Les PER assurance, eux, sont d’abord conçus pour la retraite, pas pour la transmission. En cas de décès avant la liquidation, le traitement dépend du type de PER et de la date de décès, avec des règles proches de l’assurance vie mais plus complexes. Après la liquidation, la rente viagère ou le capital résiduel suivent des règles de succession classiques, souvent moins favorables que celles des contrats d’assurances vie bien structurés, en particulier lorsque le patrimoine global dépasse les abattements successoraux.

Dans ce cadre, la hausse de CSG sur les revenus du capital ne change pas seulement le rendement net. Elle renforce l’intérêt de concentrer la partie transmissible du patrimoine sur des contrats d’assurance vie optimisés, plutôt que sur des PER assurance rigides. Les meilleurs fonds en euros et les unités de compte bien choisies permettent de combiner rendement, fiscalité et transmission, tout en gardant la possibilité de réorienter les bénéficiaires au fil du temps.

Les débats à l’Assemblée nationale sur la fiscalité de l’épargne montrent que la stabilité n’est jamais acquise. La CSG a déjà connu plusieurs hausses, et rien ne garantit que les prélèvements sociaux resteront figés. Dans ce contexte mouvant, bâtir un patrimoine trop dépendant d’un seul régime, comme le PER, revient à parier sur la bienveillance fiscale future, alors qu’une architecture diversifiée entre assurance vie, PER et autres enveloppes limite ce risque.

Un CGP discipliné répartit donc le capital entre plusieurs enveloppes. Il utilise le PER pour capter l’avantage immédiat des versements déduits, mais limite ce stock à ce que le client pourra sortir sans exploser son impôt sur le revenu et ses prélèvements sociaux.

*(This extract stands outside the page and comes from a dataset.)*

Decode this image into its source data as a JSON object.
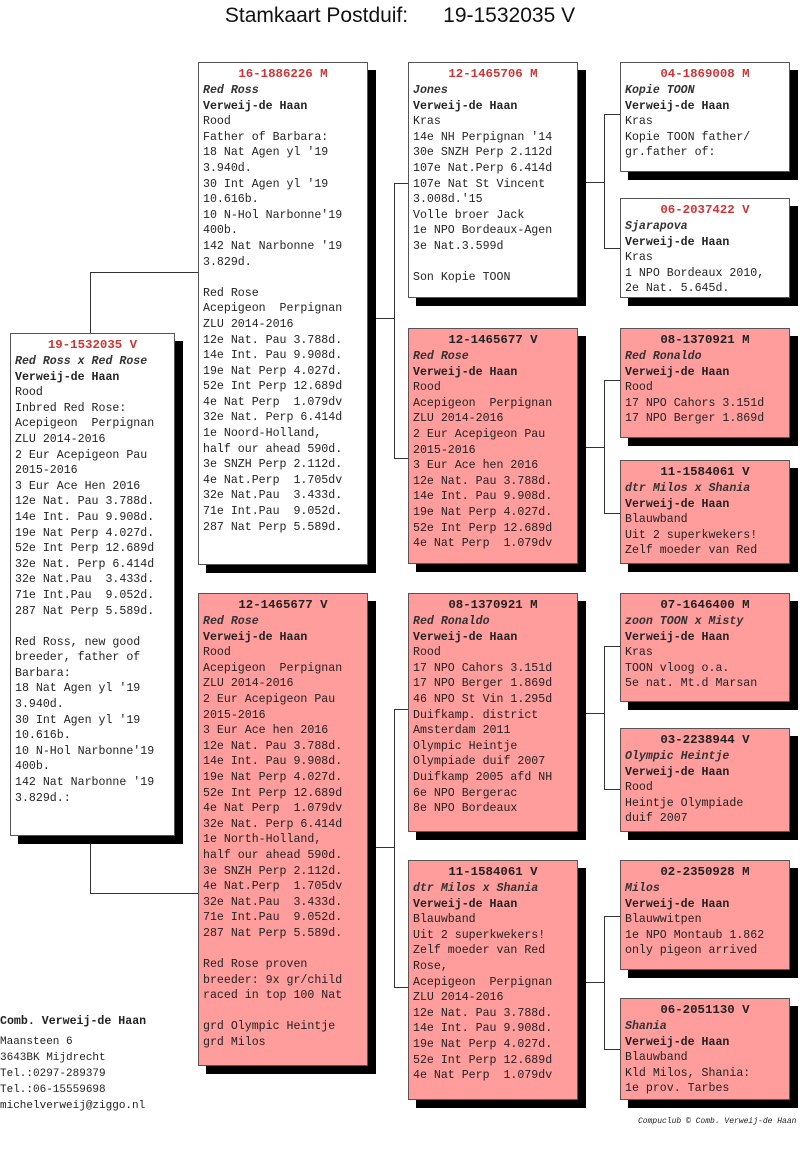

Le reste est orienté vers des assurances vie, avec une gestion pilotée ou libre, combinant fonds en euros, ETF, ETF SCPI et supports immobiliers.

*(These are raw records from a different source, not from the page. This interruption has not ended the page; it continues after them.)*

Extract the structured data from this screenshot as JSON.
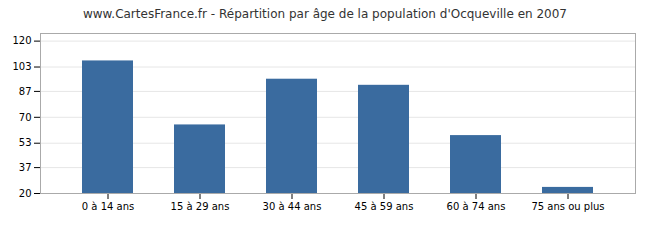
{
  "chart_data": {
    "type": "bar",
    "title": "www.CartesFrance.fr - Répartition par âge de la population d'Ocqueville en 2007",
    "categories": [
      "0 à 14 ans",
      "15 à 29 ans",
      "30 à 44 ans",
      "45 à 59 ans",
      "60 à 74 ans",
      "75 ans ou plus"
    ],
    "values": [
      107,
      65,
      95,
      91,
      58,
      24
    ],
    "color": "#3a6b9f",
    "ylim": [
      20,
      125
    ],
    "yticks": [
      20,
      37,
      53,
      70,
      87,
      103,
      120
    ],
    "grid": true
  }
}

La vraie sophistication patrimoniale ne consiste pas à empiler des produits, mais à orchestrer les flux de revenus du capital et les flux successoraux. On arbitre entre vie et décès, entre capital et rente, entre fiscalité immédiate et différée. Au final, ce n’est pas le produit qui fait la performance, c’est l’architecture fiscale et la discipline d’allocation mises en place par le conseiller.

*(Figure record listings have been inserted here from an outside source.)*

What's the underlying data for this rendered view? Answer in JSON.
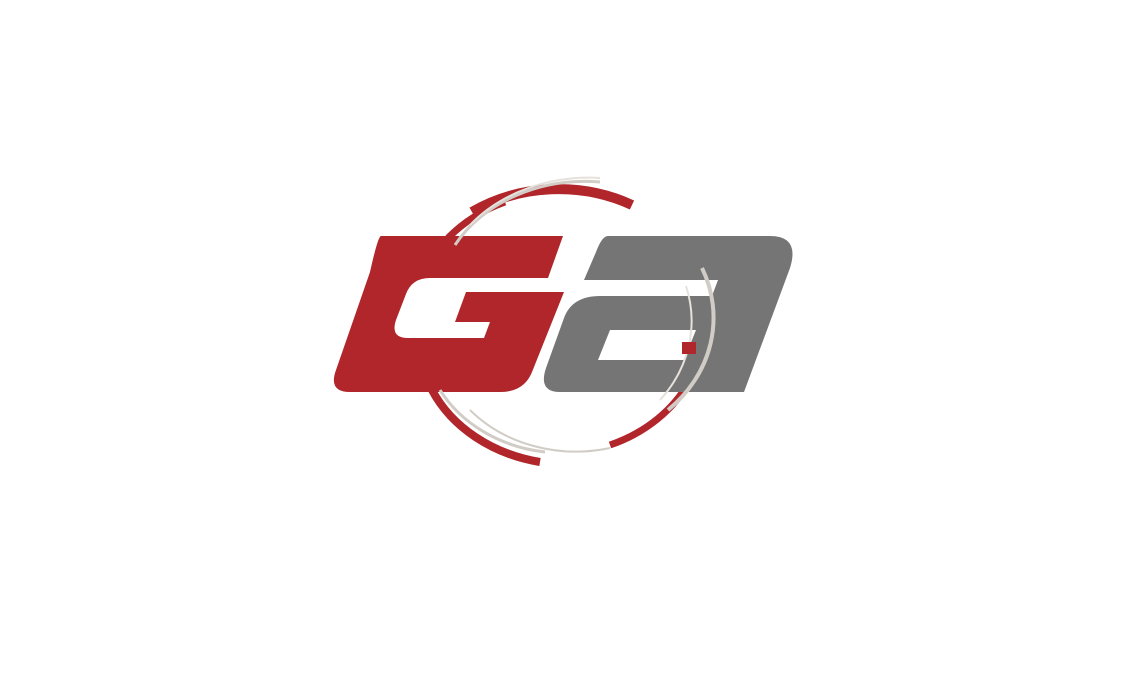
{
  "logo": {
    "lettering": "Ga",
    "colors": {
      "background": "#ffffff",
      "primary_red": "#b1262b",
      "secondary_gray": "#757575",
      "ring_light": "#d2ccc6"
    }
  }
}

Chiffres clés sur assurance vie, PER et CSG

  • La CSG sur les revenus du capital est passée de 17,2 % à 18,6 %, soit une hausse de 1,4 point qui augmente mécaniquement la fiscalité de tous les produits d’épargne soumis aux prélèvements sociaux (référence : Code de la sécurité sociale, dispositions relatives aux prélèvements sociaux).
  • Le prélèvement forfaitaire unique (PFU) effectif atteint désormais 31,4 % pour la plupart des placements (12,8 % d’impôt sur le revenu et 18,6 % de prélèvements sociaux), alors que l’assurance vie de plus de huit ans conserve, sous conditions de seuils et d’abattement, un taux global plafonné à 30 % sur les gains imposables.
  • Les contrats d’assurance vie de plus de huit ans bénéficient d’un abattement annuel sur les gains de 4 600 euros pour une personne seule et 9 200 euros pour un couple, ce qui permet de réduire fortement la fiscalité des rachats fractionnés et d’améliorer le rendement net.
  • La collecte en unités de compte dans les assurances vie a progressé d’environ 15 milliards d’euros au premier trimestre, selon les données publiées par la Fédération Française de l’Assurance, ce qui traduit un réarbitrage massif des épargnants vers des supports plus dynamiques au sein de l’assurance vie, sans renoncer à la souplesse des rachats.
  • Pour un épargnant au TMI de 30 %, un versement de 10 000 euros sur un PER avec déduction à l’entrée procure un gain fiscal immédiat de 3 000 euros, mais ce montant sera réintégré dans l’assiette de l’impôt sur le revenu à la sortie, en plus des prélèvements sociaux sur les gains, ce qui impose de modéliser précisément le TMI futur.
  • Les versements effectués sur une assurance vie après 70 ans sont soumis au régime de l’article 757 B du Code général des impôts, avec une réintégration partielle dans la succession au-delà d’un certain seuil, alors que les versements avant 70 ans relèvent du régime plus favorable de l’article 990 I, avec un abattement par bénéficiaire et une taxation forfaitaire spécifique.